Cronograma do impeachment será definido nesta semana

Relator do processo deseja que afastamento definitivo de Dilma Rousseff seja votado no dia 2 de agosto.

Nesta semana, a comissão do Senado Federal que analisa o processo de impeachment da presidente afastada, Dilma Rousseff, definirá o cronograma de trabalho do colegiado. De acordo com a proposta apresentada pelo relator do processo, senador Antonio Anastasia (PSDB/MG), a votação do relatório indicando se há ou não comprovação da prática de crime de responsabilidade pela presidente afastada, Dilma Rousseff, será realizada no dia 27 de julho. Ele propõe ainda que o Plenário do Senado vote o parecer até 2 de agosto.

O presidente da Comissão, Raimundo Lira (PMDB-PB), estabeleceu que os senadores têm a oportunidade de sugerir mudanças nas datas sugeridas pelo relator até quinta-feira (2). O prazo, que representa metade do período máximo de 180 dias de afastamento de Dilma Rousseff, foi considerado muito curto pelos senadores aliados a Dilma. Eles pediram o adiamento da votação da proposta de cronograma, visando à negociação das datas, e foram atendidos por Lira.

Por outro lado, os parlamentares que fazem oposição ao governo Dilma Rousseff defenderam a votação imediata do cronograma, alegando que os prazos previstos por Anastasia poderiam ser alongados em caso se necessidade.

O calendário proposto por Anastasia trata da segunda fase de trabalhos da Comissão Especial do Impeachment, dedicada a ouvir testemunhas e solicitar documentos para produção de provas que permitam a conclusão se houve ou não crime de responsabilidade. “Agora entramos na fase processual propriamente dita, onde se estabelece na plenitude a chamada relação triangular, entre o julgador, a acusação e a defesa”, declarou o relator. 

Dilma Rousseff tem até quarta-feira (1º) para apresentar sua defesa e solicitar a convocação de testemunhas e de provas. Anastasia propõe para o dia seguinte a apresentação de seu parecer sobre essas solicitações da defesa e também sobre pedidos de prova apresentados pela acusação e pelos senadores. De acordo com o calendário proposto por Anastasia, as oitivas, o levantamento de documentos e as diligências ocorreriam entre os dias 6 e 17 de junho.

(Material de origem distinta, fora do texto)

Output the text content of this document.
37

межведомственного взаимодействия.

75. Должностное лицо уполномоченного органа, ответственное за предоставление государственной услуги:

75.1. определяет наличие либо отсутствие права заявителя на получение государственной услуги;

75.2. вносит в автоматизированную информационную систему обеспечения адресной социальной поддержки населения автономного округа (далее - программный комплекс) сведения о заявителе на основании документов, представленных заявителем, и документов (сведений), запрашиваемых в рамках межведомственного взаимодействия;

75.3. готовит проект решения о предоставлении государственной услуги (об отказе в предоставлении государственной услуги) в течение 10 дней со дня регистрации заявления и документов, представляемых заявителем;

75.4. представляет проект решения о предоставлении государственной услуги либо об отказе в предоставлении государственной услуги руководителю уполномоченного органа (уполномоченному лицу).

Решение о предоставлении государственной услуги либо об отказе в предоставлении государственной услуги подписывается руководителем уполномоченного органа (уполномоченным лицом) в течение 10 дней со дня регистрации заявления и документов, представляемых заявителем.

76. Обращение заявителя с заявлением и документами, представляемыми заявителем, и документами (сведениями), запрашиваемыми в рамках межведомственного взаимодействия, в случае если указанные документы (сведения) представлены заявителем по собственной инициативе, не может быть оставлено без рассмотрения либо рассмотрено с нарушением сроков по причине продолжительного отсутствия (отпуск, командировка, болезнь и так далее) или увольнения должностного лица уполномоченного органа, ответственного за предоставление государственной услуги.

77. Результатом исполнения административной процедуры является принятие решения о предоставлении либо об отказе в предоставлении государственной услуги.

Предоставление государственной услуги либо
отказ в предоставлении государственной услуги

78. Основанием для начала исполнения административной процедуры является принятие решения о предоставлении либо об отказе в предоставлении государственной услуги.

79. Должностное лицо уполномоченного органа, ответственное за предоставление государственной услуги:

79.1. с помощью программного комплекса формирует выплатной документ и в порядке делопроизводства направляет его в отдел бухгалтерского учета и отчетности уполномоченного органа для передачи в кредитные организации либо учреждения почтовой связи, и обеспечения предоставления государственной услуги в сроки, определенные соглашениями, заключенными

O senador propõe para o dia 20 de junho o interrogatório de Dilma Rousseff, ou a oitiva de seu advogado, caso a denunciada queira se fazer representar. Ele prevê ainda a concessão de 15 dias para alegações escritas da acusação e igual prazo para as alegações da defesa. O relatório seria lido na comissão no dia 25 de julho e votado dois dias depois.

O relator propõe ainda a leitura do parecer da comissão em Plenário no dia 27 de julho, seja ou não pela pronúncia, confirmando ou não a materialidade e o indício de autoria de crime de responsabilidade pela presidente afastada. A votação do texto está prevista para o dia 2 de agosto.

Em entrevista ao jornal Folha de São Paulo, Dilma declarou que acredita na possibilidade de reverter a situação e não ser afastada, uma vez que, nos áudios feitos pelo ex-diretor da Transpetro, Sergio Machado, que revelam tentativas de interferir na Operação Lava Jato e a opinião de que, se Dilma saísse do governo, as investigações poderiam se arrefecer, segundo ela, “as razões do impeachment estão ficando cada vez mais claras, e elas não têm nada a ver com seis decretos ou com Plano Safra. Fernando Henrique Cardoso assinou 30 decretos similares e o Lula quatro. Quando o TCU disse que não se podia fazer mais, nós não fizemos mais. O Plano Safra não tem uma ação minha. Pela lei, quem executa são órgãos técnicos da Fazenda.  Ou seja, não conseguem dizer qual é o crime que eu cometi”. Dilma disse ainda que Temer terá de  “se ajoelhar” para Eduardo Cunha, com quem “não há negociação possível”.